I chose the HIC, Inc. Information Security Policy final project for this module because it encompasses the components of an Information Security Policy: Executive Summary, Information Security Program Charter, Summary of Laws, Regulations, and Standards, Corporate Mobility Policy, Asset Protection Policy, Information Classification Policy, Privacy Policy, Implementation, Enforcement, and Compliance Plan. It has helped me to write policies and will serve as a template, amending changes as necessary.

 

Laws, Regulations, and Standards have been put in place to protect the consumers and their privacy rights. Adhering to these laws, regulations, and standards will serve the company, its stakeholders which include owners of the company, executives and employees, investors, and customers, well.

​

Massive hack attacks in recent years have brought privacy and security to the forefront of people’s attention to the need for improved privacy and security.

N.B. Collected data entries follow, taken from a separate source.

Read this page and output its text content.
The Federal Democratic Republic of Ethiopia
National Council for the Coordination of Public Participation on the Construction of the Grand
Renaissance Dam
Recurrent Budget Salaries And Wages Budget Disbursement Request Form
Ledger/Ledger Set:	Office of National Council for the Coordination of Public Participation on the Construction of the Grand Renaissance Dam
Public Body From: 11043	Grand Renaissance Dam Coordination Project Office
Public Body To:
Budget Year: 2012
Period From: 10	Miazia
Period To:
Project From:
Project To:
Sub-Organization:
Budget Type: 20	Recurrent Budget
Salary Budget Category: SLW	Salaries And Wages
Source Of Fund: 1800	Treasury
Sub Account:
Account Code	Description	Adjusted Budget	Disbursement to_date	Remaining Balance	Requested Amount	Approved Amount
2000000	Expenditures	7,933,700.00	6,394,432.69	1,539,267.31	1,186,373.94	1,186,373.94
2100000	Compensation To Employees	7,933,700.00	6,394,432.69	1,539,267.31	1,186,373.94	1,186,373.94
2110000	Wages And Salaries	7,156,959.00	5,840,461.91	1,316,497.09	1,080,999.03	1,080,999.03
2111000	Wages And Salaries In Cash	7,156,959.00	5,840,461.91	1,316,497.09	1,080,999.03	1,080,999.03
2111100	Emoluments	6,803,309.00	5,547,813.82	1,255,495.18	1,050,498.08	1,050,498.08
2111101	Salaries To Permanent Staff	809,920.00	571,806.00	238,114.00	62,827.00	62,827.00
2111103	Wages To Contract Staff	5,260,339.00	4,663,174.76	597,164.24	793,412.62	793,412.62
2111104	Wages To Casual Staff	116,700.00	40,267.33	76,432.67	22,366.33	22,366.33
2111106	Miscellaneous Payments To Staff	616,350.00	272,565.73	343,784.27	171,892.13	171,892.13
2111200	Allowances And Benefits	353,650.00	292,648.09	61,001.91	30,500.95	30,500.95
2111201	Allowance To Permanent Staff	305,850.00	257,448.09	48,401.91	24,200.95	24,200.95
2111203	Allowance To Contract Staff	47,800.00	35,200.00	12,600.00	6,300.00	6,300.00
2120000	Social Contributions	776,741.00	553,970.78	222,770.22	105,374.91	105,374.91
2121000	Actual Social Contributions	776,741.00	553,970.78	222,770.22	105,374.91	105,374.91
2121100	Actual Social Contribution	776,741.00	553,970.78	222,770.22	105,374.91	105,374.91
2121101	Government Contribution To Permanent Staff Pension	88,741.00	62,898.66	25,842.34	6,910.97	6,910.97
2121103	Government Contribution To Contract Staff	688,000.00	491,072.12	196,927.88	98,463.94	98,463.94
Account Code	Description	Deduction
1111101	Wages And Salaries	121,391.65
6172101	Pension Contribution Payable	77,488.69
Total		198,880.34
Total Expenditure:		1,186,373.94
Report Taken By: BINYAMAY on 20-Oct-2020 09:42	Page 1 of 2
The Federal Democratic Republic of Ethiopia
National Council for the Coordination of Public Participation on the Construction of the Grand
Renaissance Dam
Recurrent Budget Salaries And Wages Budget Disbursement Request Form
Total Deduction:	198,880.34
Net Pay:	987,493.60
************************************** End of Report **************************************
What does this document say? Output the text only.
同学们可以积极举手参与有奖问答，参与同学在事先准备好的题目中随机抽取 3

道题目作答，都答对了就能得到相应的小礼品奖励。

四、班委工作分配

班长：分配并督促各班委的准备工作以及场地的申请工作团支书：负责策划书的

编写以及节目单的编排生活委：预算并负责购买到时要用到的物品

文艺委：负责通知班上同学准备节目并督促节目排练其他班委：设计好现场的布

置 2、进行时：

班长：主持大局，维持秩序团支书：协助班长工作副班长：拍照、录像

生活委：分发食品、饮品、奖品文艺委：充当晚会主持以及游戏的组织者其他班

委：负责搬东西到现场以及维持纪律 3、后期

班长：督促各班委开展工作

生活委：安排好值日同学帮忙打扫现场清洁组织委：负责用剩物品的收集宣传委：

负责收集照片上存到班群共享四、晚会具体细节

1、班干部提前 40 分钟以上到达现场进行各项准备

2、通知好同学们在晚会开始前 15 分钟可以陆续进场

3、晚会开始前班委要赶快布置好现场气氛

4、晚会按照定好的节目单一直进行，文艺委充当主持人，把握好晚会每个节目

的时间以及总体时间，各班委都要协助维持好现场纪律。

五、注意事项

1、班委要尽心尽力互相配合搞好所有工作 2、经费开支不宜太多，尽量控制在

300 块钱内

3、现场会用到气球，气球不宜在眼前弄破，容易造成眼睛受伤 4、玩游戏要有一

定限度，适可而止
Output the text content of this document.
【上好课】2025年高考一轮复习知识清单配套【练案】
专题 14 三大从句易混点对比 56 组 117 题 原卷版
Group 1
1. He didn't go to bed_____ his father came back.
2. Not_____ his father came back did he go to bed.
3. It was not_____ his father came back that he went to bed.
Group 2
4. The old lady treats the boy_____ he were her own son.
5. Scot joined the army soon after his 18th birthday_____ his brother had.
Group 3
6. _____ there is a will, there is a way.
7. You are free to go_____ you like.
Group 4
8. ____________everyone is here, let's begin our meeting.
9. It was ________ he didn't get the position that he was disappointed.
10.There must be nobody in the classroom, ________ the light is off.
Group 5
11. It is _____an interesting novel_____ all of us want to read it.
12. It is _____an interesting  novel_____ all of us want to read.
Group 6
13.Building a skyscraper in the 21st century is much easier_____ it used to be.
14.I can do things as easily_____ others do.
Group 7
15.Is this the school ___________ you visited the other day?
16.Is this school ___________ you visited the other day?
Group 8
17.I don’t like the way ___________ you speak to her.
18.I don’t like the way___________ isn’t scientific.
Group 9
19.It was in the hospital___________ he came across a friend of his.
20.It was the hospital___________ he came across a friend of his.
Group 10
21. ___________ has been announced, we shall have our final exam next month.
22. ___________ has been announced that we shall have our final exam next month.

Ignoring the need to strengthen privacy and security measures have shown to Yahoo's detriment. CEO Marissa Mayer denied repeated requests to strengthened Yahoo's security infrastructure by its Chief Information Security Officer, Alex Stamos, have resulted in billions of customer email accounts hacked. The moral of the story is to do what is right, not what makes it look good. She chose the aesthetic look of the user interface over increasing the budget for security.

​

The Information Classification Scheme is an important process because all company associates share in the responsibility for ensuring that company information assets receive an appropriate level of protection by observing this information classification policy. Security controls are put in place to protect data according to the data classifications: Highly sensitive, sensitive, internal, and public. Responsibility, accountability, policy enforcement and exception handling are put in place to ensure corporate information is protected, disciplinary actions to those who do not comply, including up to termination of employment or contract business with the company.